Strategy's Michael Saylor Blames 'Capital Rotation' Into AI as Bitcoin Dives 13%
Michael Saylor, Executive Chairman of Strategy, has attributed Bitcoin's recent 13% dive to a massive "capital rotation" into artificial intelligence (AI) infrastructure, dismissing concerns about weakening fundamentals. As Bitcoin enters a technical bear market, Saylor frames the volatility not as a crisis, but as a predictable market correction driven by the unprecedented scale of AI investment.
The Numbers: A $400 Billion Shift
The data supports Saylor's thesis of a liquidity shift. Over the past six months, an estimated $400 billion has flowed into AI development. Wall Street consensus projects that combined hyperscaler capital expenditures could exceed $600 billion in 2026 alone, with $450 billion dedicated specifically to AI hardware and networking.
This capital hunger has coincided with significant outflows from Bitcoin ETFs, which have seen roughly $4 billion exit since mid-May. Consequently, Bitcoin has dropped nearly 50% from its October 2025 peak, trading as low as $61,400. The divergence is stark: while crypto assets bleed, AI-related equities continue to hit record highs.
Strategy's "Break in Character": Selling to Pay Dividends
In a move that surprised some long-time observers, Strategy—the largest corporate holder of Bitcoin—sold 32 BTC between May 26 and May 31. The sale, generating $2.5 million at an average price of $77,135, was executed to fund dividend payments on the company's preferred shares.
While the 32 BTC sold represents a microscopic fraction of Strategy's total holdings (843,706 BTC), it marked a departure from Saylor's historic "never sell" doctrine. Saylor defended the move as a demonstration of liquidity management, stating it was intended to "inoculate the market" to the reality that Strategy can sell Bitcoin as a normal business operation without signaling a lack of conviction.

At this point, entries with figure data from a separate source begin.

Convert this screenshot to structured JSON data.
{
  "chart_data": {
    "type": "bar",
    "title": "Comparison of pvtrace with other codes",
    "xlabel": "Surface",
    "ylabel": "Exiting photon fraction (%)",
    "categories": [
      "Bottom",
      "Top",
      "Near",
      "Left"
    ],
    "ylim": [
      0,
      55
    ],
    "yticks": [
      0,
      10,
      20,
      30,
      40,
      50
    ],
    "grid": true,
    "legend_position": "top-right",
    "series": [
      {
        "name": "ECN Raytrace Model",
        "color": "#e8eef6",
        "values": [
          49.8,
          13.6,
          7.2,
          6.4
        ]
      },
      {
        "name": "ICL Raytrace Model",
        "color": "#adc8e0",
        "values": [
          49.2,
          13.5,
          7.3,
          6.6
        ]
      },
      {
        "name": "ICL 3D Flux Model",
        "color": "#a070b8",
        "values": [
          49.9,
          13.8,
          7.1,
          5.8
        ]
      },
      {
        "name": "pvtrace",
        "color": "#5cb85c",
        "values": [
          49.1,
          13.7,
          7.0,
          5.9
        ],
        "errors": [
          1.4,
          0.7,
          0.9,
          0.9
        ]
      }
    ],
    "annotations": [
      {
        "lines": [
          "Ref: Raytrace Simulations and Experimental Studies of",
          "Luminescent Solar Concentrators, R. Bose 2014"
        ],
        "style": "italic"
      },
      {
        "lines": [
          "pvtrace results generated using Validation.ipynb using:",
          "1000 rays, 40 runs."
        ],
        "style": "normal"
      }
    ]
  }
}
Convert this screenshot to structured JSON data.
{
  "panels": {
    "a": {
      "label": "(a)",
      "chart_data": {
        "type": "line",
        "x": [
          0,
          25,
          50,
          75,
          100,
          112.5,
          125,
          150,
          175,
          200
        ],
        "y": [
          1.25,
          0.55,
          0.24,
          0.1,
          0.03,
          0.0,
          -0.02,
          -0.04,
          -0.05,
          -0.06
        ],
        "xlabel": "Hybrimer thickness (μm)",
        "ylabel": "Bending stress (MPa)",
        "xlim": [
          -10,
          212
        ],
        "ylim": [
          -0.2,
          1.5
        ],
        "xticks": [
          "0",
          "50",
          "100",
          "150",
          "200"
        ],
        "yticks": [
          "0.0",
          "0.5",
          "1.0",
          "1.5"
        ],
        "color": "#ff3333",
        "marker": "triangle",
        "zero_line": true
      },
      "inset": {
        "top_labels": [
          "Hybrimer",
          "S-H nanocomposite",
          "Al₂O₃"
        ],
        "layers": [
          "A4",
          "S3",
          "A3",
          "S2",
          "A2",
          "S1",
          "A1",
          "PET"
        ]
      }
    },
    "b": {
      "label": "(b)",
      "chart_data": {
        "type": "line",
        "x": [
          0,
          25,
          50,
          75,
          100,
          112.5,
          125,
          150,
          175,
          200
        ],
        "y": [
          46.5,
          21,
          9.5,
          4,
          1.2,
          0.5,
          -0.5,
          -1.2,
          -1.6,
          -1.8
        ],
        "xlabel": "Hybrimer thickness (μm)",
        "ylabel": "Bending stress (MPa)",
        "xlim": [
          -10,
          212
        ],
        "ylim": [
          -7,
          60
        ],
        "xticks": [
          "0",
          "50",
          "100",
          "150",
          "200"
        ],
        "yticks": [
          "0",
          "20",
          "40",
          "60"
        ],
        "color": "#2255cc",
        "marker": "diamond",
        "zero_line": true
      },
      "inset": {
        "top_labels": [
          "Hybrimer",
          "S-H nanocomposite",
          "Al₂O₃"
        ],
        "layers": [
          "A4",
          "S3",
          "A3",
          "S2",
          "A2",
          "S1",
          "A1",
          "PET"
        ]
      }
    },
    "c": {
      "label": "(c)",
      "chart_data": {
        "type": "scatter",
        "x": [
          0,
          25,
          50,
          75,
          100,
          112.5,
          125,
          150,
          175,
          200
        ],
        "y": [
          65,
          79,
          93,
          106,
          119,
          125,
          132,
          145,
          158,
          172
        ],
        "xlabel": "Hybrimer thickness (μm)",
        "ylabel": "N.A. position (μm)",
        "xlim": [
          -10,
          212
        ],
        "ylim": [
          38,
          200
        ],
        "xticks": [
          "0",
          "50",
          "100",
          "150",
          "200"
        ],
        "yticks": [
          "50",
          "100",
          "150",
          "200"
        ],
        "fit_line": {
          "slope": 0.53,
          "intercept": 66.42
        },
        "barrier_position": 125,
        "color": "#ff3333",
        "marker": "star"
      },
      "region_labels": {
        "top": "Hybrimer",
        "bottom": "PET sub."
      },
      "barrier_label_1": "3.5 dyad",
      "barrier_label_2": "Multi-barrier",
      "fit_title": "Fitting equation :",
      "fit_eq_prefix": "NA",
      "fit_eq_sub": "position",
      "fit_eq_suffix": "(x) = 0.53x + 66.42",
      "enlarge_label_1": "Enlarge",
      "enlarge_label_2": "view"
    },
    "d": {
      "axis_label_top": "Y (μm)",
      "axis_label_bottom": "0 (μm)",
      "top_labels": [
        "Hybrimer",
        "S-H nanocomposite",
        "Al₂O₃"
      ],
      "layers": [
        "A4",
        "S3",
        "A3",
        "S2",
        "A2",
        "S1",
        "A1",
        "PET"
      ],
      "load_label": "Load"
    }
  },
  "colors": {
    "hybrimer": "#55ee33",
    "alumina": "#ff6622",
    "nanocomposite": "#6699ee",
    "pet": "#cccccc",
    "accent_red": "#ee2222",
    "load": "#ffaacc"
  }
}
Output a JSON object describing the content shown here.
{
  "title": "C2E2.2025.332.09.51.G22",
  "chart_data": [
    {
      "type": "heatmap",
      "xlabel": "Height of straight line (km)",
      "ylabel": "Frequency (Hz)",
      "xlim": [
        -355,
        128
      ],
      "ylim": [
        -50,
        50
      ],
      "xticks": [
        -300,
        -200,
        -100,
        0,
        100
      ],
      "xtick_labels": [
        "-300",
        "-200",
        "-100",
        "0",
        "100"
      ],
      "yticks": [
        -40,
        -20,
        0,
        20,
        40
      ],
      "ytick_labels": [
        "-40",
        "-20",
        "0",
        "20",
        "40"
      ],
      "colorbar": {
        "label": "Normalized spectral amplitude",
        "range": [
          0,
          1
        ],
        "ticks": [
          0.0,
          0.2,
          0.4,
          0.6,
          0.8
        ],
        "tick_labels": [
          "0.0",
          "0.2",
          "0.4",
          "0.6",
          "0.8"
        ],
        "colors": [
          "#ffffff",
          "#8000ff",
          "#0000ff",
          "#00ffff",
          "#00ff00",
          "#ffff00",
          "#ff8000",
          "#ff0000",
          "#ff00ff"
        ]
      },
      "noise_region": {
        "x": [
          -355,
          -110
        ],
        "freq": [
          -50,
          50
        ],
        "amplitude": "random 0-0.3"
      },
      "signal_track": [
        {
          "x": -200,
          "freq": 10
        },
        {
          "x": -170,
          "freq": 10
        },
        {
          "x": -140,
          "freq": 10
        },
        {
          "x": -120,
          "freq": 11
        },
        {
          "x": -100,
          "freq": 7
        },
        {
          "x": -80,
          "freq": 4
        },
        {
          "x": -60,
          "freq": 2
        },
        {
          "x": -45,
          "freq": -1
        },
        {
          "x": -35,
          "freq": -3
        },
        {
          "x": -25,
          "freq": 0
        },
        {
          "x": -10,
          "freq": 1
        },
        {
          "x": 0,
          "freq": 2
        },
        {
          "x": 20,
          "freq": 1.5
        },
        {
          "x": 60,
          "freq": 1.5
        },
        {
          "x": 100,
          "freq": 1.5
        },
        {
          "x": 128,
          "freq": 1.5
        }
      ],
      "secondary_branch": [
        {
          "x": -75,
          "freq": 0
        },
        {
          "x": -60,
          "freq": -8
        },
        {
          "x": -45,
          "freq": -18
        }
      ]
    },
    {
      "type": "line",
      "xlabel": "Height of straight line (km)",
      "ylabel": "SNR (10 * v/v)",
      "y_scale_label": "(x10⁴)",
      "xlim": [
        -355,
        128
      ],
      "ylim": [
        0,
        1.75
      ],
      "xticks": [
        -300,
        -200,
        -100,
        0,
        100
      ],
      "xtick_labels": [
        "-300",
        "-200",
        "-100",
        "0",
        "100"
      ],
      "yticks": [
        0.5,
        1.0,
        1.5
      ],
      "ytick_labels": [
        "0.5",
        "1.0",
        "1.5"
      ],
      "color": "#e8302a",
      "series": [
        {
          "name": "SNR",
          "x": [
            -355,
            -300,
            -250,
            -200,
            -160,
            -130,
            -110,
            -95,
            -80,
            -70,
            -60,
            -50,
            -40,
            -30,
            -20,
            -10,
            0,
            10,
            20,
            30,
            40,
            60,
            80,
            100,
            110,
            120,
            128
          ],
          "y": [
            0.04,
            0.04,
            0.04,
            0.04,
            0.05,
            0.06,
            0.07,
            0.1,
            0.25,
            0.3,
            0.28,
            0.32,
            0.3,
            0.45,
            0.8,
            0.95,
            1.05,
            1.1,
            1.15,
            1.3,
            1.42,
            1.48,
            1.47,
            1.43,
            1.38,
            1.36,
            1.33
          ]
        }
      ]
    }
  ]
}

The AI IPO Wave: A Temporary Drain?
Analysts corroborate Saylor's view, pointing to a looming wave of AI Initial Public Offerings (IPOs) as a continuing pressure valve for crypto liquidity. Companies like SpaceX, Anthropic, and OpenAI are expected to go public in 2026, potentially attracting hundreds of billions in fresh capital that might otherwise have flowed into digital assets.
However, some market observers suggest this pressure may be temporary. Once these major AI IPOs conclude and the initial capital deployment stabilizes, profits could rotate back into undervalued sectors, potentially benefiting Bitcoin in the late stages of 2026 or early 2027.
Strategic Insight: Scarcity vs. Hype
Saylor's commentary highlights a fundamental tension in modern finance: the competition between absolute scarcity (Bitcoin's fixed supply) and narrative-driven growth (AI's transformative potential). In the short term, narratives drive capital flows; investors chase the sector promising the highest immediate returns. In the long term, Saylor argues, scarcity remains the only true store of value.
For institutional investors, the lesson is clear: asset allocation must account for macro-narratives. Even the strongest fundamentals can be temporarily overshadowed by a sector-wide capital rush.
The Bottom Line
Michael Saylor's diagnosis is simple: Bitcoin isn't broken; capital is just busy elsewhere. The $600 billion AI infrastructure build-out is a once-in-a-generation capital event that is inevitably drawing liquidity from other asset classes. For Bitcoin maximalists, the strategy remains unchanged: accumulate during periods of distraction. For the broader market, the divergence serves as a reminder that in finance, opportunity cost is the ultimate driver of price action.